Friday July 20, 2012 7:32am
After my daughter wakes up from her bed, she passes me on the couch as I watch the news. She notices my tears but doesn't comment. I murmur a 'Good morning' and my voice cracks. I sob. More tears. I need to be strong. She looks at me again, I feel her hesitation before she asks, "What's the matter, Mom?"
Can't she see the images on the tv? The police cars flashing, the dropped popcorn on the side of the road, the blood trail along the sidewalk? She's ten I remind myself. I shut the tv off and try to speak, my throat filled with disbelief. Finally I say, "A man hurt a lot of people last night during the premier of Batman."
"Oh." She says looking at the ground. "So why are you crying?"
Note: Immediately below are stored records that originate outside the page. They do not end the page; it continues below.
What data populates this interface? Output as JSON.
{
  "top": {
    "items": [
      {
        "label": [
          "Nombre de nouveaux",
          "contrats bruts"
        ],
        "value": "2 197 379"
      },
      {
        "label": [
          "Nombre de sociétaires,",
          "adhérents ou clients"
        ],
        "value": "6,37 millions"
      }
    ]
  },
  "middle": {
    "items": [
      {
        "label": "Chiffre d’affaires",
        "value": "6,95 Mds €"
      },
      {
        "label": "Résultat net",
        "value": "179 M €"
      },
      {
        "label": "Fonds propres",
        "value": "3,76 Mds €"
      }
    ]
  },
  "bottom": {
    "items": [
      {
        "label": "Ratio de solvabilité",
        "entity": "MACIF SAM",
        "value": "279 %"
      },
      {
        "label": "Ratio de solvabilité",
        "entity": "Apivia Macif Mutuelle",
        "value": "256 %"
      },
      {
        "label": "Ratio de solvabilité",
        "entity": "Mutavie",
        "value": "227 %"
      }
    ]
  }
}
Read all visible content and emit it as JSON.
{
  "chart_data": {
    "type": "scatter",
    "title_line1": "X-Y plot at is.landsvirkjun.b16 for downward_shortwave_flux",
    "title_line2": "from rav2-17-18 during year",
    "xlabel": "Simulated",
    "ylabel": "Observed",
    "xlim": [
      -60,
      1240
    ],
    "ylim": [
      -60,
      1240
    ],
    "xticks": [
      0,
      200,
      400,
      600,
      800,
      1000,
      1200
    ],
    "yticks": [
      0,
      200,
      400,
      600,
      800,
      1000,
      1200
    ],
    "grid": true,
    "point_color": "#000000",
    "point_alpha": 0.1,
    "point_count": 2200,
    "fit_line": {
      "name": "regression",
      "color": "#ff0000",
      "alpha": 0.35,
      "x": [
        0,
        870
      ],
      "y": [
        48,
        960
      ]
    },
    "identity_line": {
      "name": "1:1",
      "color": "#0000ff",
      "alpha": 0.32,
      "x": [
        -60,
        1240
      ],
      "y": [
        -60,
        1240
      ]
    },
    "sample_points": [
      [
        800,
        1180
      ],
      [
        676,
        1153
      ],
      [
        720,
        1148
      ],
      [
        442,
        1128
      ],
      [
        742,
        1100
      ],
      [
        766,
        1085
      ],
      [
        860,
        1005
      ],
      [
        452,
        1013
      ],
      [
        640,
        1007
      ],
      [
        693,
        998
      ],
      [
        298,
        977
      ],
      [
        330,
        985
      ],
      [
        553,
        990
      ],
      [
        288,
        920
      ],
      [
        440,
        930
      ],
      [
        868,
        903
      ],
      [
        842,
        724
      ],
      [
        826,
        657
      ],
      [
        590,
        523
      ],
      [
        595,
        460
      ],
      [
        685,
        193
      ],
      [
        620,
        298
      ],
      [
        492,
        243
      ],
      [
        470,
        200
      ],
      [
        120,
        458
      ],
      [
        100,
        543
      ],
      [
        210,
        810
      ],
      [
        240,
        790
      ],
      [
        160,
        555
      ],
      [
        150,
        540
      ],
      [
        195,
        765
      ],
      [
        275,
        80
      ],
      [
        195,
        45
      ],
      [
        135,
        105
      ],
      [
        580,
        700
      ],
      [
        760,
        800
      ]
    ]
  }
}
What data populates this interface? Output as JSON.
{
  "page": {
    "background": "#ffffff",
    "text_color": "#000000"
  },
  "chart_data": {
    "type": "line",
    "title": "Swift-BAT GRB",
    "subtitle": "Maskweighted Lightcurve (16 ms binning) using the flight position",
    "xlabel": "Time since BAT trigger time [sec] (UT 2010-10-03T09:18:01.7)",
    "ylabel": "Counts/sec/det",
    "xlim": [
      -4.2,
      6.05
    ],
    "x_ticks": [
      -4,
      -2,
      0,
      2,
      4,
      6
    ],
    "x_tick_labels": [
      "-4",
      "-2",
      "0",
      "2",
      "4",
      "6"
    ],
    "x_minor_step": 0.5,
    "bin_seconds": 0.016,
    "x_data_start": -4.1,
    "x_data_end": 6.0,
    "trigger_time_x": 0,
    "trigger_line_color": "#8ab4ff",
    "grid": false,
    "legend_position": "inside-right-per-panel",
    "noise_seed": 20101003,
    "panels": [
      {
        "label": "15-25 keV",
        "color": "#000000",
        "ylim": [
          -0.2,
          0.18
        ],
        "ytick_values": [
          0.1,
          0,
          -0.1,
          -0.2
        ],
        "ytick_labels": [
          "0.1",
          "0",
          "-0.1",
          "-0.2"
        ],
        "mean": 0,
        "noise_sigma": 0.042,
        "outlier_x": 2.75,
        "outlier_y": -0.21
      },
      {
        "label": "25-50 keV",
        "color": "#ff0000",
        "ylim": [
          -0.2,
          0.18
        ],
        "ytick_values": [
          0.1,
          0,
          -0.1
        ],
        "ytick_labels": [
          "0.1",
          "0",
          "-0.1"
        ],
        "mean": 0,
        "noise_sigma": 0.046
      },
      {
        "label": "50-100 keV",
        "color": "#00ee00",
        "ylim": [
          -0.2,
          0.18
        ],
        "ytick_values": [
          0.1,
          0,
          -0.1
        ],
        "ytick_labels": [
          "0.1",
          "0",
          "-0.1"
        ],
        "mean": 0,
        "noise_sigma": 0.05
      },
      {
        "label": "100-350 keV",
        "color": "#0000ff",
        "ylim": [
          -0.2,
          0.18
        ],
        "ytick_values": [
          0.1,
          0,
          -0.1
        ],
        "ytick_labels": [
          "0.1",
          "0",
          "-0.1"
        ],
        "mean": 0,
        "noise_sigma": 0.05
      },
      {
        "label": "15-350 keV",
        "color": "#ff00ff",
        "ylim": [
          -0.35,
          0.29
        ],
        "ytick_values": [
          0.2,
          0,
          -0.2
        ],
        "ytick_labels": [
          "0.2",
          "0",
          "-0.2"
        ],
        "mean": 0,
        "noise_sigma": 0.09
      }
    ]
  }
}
Another sob. Because we planned to see the movie on Saturday in a different theatre in Aurora. Because I thought about taking you to the midnight showing. Because so many people will never be the same. Because of the mom of that six-year old girl. Because of the man holding up the picture of his son, desperate for any information. Because our worst fears came true this morning.
Instead, I say, "I'm afraid." It's like 9/11 when I was pregnant with her. "I'm afraid because there are people out there that want to hurt other people and I can't stop it."
She replies, "I get it."
I shut off the tv and wish I could shut off the images in my head just as easily. "What do you want for breakfast?"
"Waffles." She answers with a smile. "With chocolate chips."